Взгляд, как ни странно был осмыслен, и даже насмешлив. Из разбитого в драке рта, сочилась бурая пена.
— Что смотришь? Будущее хочешь узнать? Ты поднимешься только со мной, без меня тебе конец. Ты мне верь, я через такое прошел, сам себя скопцом сделал, и «царскую печать »положил. Сам, все сам, кровью мог изойти, но нет, выжил. Только чресел усечение жажду плоти не усмирило, вот и удумал я их через орудие извести, род этот бабий. Выстругал себе насадку, да и давал им вкусить неземного наслаждения. Баб заезжих ко мне инок Евлампий приводил. Все по дороге до норы выспрашивал, и ежели одинокая, то и участь ее решена была. Не мной, не мной, свыше. И про твою красу ненаглядную, он рассказал. Да не кривись, не кривись, нет ее любви, жажда плоти и томление духа. Твоя-то чиста, эх, не привел господь голубицу вкусить.
Коридоры власти вижу, ты и я, на вершине. Бабы зло, у нас их будет тьмы и тьмы. Забери меня, я умею открывать сердца и управлять душами.
Владимир Иванович нашел в траве ту саму насадку из березы, небольшое, но страшное орудие, с острыми деревянными шипами.

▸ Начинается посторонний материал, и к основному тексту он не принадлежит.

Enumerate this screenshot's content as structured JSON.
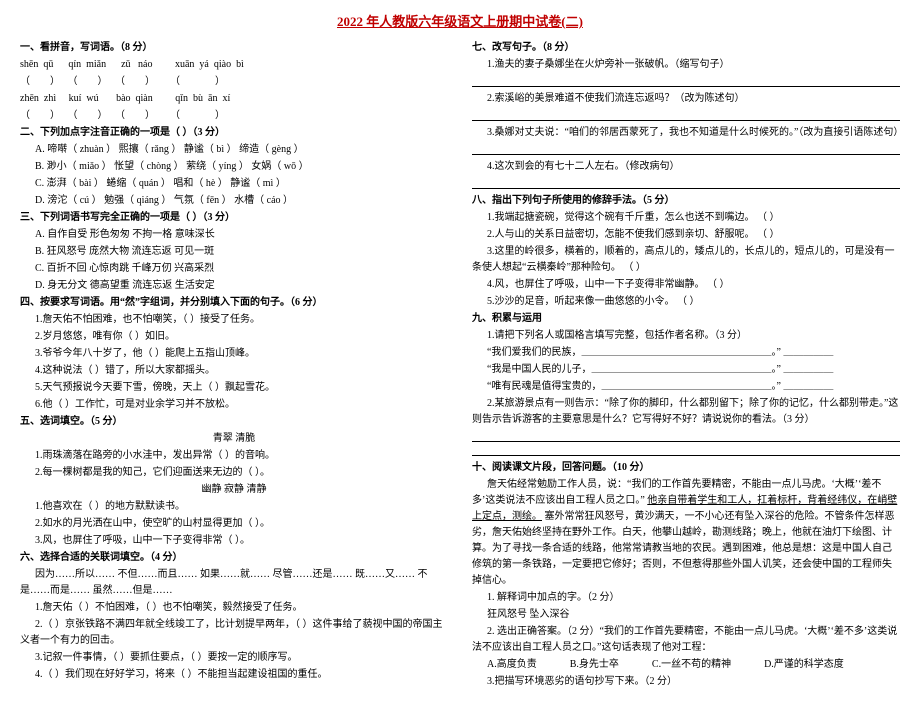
{
  "doc": {
    "title": "2022 年人教版六年级语文上册期中试卷(二)",
    "left": {
      "s1_head": "一、看拼音，写词语。（8 分）",
      "pinyin_rows": [
        "shēn  qū      qín  miǎn      zǔ   náo         xuān  yá  qiào  bì",
        "（        ）   （        ）   （        ）      （              ）",
        "zhēn  zhì     kuí  wú       bào  qiàn         qǐn  bù  ān  xí",
        "（        ）   （        ）   （        ）      （              ）"
      ],
      "s2_head": "二、下列加点字注音正确的一项是（     ）（3 分）",
      "s2_items": [
        "A. 啼啭（ zhuàn ）    熙攘（ rǎng ）    静谧（  bì  ）    缔造（ gèng ）",
        "B. 渺小（  miǎo ）    怅望（ chòng ）   萦绕（ yíng ）    女娲（  wō  ）",
        "C. 澎湃（  bài ）     蜷缩（ quán ）    唱和（  hè  ）    静谧（  mì  ）",
        "D. 滂沱（  cú ）      勉强（ qiáng ）   气氛（  fēn ）    水槽（  cáo ）"
      ],
      "s3_head": "三、下列词语书写完全正确的一项是（     ）（3 分）",
      "s3_items": [
        "A.  自作自受        形色匆匆        不拘一格        意味深长",
        "B.  狂风怒号        庞然大物        流连忘返        可见一斑",
        "C.  百折不回        心惊肉跳        千峰万仞        兴高采烈",
        "D.  身无分文        德高望重        流连忘返        生活安定"
      ],
      "s4_head": "四、按要求写词语。用“然”字组词，并分别填入下面的句子。（6 分）",
      "s4_lines": [
        "1.詹天佑不怕困难，也不怕嘲笑，（        ）接受了任务。",
        "2.岁月悠悠，唯有你（        ）如旧。",
        "3.爷爷今年八十岁了，他（        ）能爬上五指山顶峰。",
        "4.这种说法（        ）错了，所以大家都摇头。",
        "5.天气预报说今天要下雪，傍晚，天上（        ）飘起雪花。",
        "6.他（        ）工作忙，可是对业余学习并不放松。"
      ],
      "s5_head": "五、选词填空。（5 分）",
      "s5_group1": "青翠            清脆",
      "s5_lines1": [
        "1.雨珠滴落在路旁的小水洼中，发出异常（        ）的音响。",
        "2.每一棵树都是我的知己，它们迎面送来无边的（        ）。"
      ],
      "s5_group2": "幽静        寂静        清静",
      "s5_lines2": [
        "1.他喜欢在（        ）的地方默默读书。",
        "2.如水的月光洒在山中，使空旷的山村显得更加（        ）。",
        "3.风，也屏住了呼吸，山中一下子变得非常（        ）。"
      ],
      "s6_head": "六、选择合适的关联词填空。（4 分）",
      "s6_opts": "因为……所以……   不但……而且……   如果……就……   尽管……还是……   既……又……   不是……而是……   虽然……但是……",
      "s6_lines": [
        "1.詹天佑（        ）不怕困难，（        ）也不怕嘲笑，毅然接受了任务。",
        "2.（        ）京张铁路不满四年就全线竣工了，比计划提早两年，（        ）这件事给了藐视中国的帝国主义者一个有力的回击。",
        "3.记叙一件事情，（        ）要抓住要点，（        ）要按一定的顺序写。",
        "4.（        ）我们现在好好学习，将来（        ）不能担当起建设祖国的重任。"
      ]
    },
    "right": {
      "s7_head": "七、改写句子。（8 分）",
      "s7_lines": [
        "1.渔夫的妻子桑娜坐在火炉旁补一张破帆。（缩写句子）",
        "2.索溪峪的美景难道不使我们流连忘返吗？（改为陈述句）",
        "3.桑娜对丈夫说：“咱们的邻居西蒙死了，我也不知道是什么时候死的。”（改为直接引语陈述句）",
        "4.这次到会的有七十二人左右。（修改病句）"
      ],
      "s8_head": "八、指出下列句子所使用的修辞手法。（5 分）",
      "s8_lines": [
        "1.我端起搪瓷碗，觉得这个碗有千斤重，怎么也送不到嘴边。   （        ）",
        "2.人与山的关系日益密切，怎能不使我们感到亲切、舒服呢。   （        ）",
        "3.这里的岭很多，横着的，顺着的，高点儿的，矮点儿的，长点儿的，短点儿的，可是没有一条使人想起“云横秦岭”那种险句。   （        ）",
        "4.风，也屏住了呼吸，山中一下子变得非常幽静。   （        ）",
        "5.沙沙的足音，听起来像一曲悠悠的小令。   （        ）"
      ],
      "s9_head": "九、积累与运用",
      "s9_1": "1.请把下列名人或国格言填写完整，包括作者名称。（3 分）",
      "s9_1_lines": [
        "“我们爱我们的民族，＿＿＿＿＿＿＿＿＿＿＿＿＿＿＿＿＿＿＿。”  ＿＿＿＿＿",
        "“我是中国人民的儿子，＿＿＿＿＿＿＿＿＿＿＿＿＿＿＿＿＿＿。”  ＿＿＿＿＿",
        "“唯有民魂是值得宝贵的，＿＿＿＿＿＿＿＿＿＿＿＿＿＿＿＿＿。”  ＿＿＿＿＿"
      ],
      "s9_2": "2.某旅游景点有一则告示：“除了你的脚印，什么都别留下；除了你的记忆，什么都别带走。”这则告示告诉游客的主要意思是什么？它写得好不好？请说说你的看法。（3 分）",
      "s10_head": "十、阅读课文片段，回答问题。（10 分）",
      "s10_passage": "詹天佑经常勉励工作人员，说：“我们的工作首先要精密，不能由一点儿马虎。‘大概’‘差不多’这类说法不应该出自工程人员之口。”",
      "s10_passage_u": "他亲自带着学生和工人，扛着标杆，背着经纬仪，在峭壁上定点，测绘。",
      "s10_passage2": "塞外常常狂风怒号，黄沙满天，一不小心还有坠入深谷的危险。不管条件怎样恶劣，詹天佑始终坚持在野外工作。白天，他攀山越岭，勘测线路；晚上，他就在油灯下绘图、计算。为了寻找一条合适的线路，他常常请教当地的农民。遇到困难，他总是想：这是中国人自己修筑的第一条铁路，一定要把它修好；否则，不但惹得那些外国人讥笑，还会使中国的工程师失掉信心。",
      "s10_q1": "1. 解释词中加点的字。（2 分）",
      "s10_q1_words": "狂风怒号                                          坠入深谷",
      "s10_q2": "2. 选出正确答案。（2 分）“我们的工作首先要精密，不能由一点儿马虎。‘大概’‘差不多’这类说法不应该出自工程人员之口。”这句话表现了他对工程：",
      "s10_q2_opts": [
        "A.高度负责",
        "B.身先士卒",
        "C.一丝不苟的精神",
        "D.严谨的科学态度"
      ],
      "s10_q3": "3.把描写环境恶劣的语句抄写下来。（2 分）"
    }
  }
}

Евнух все верещал, бабским голосом, что-то о власти и золоте. О властителе сошедшем вершить суд.
Владимир Иванович обхватил широкой ладонью орудие казни, и вонзил со всей силы в горло урода.
Он хотел вытащить кол из врага, но шипы не давали этого сделать. Голова закружилась от запаха крови. Пошатываясь и ненавидя себя за слабость, он покинул поляну.
Навстречу ему шел, начальник охраны, он махнул ему рукой: «Не надо, скопец, сам себя жизни лишил».
Быстрее к той, единственной женщине в своей жизни. Но шаги давались ему с трудом, в ушах шумело, тело покрылось холодным потом. Последнее, что он увидел — была трава, удивительно прохладная в этот жаркий день. Она приняла его беспомощное тело в свое малахитовое лоно, и словно баюкая его последний сон, над поляной пронесся ветер.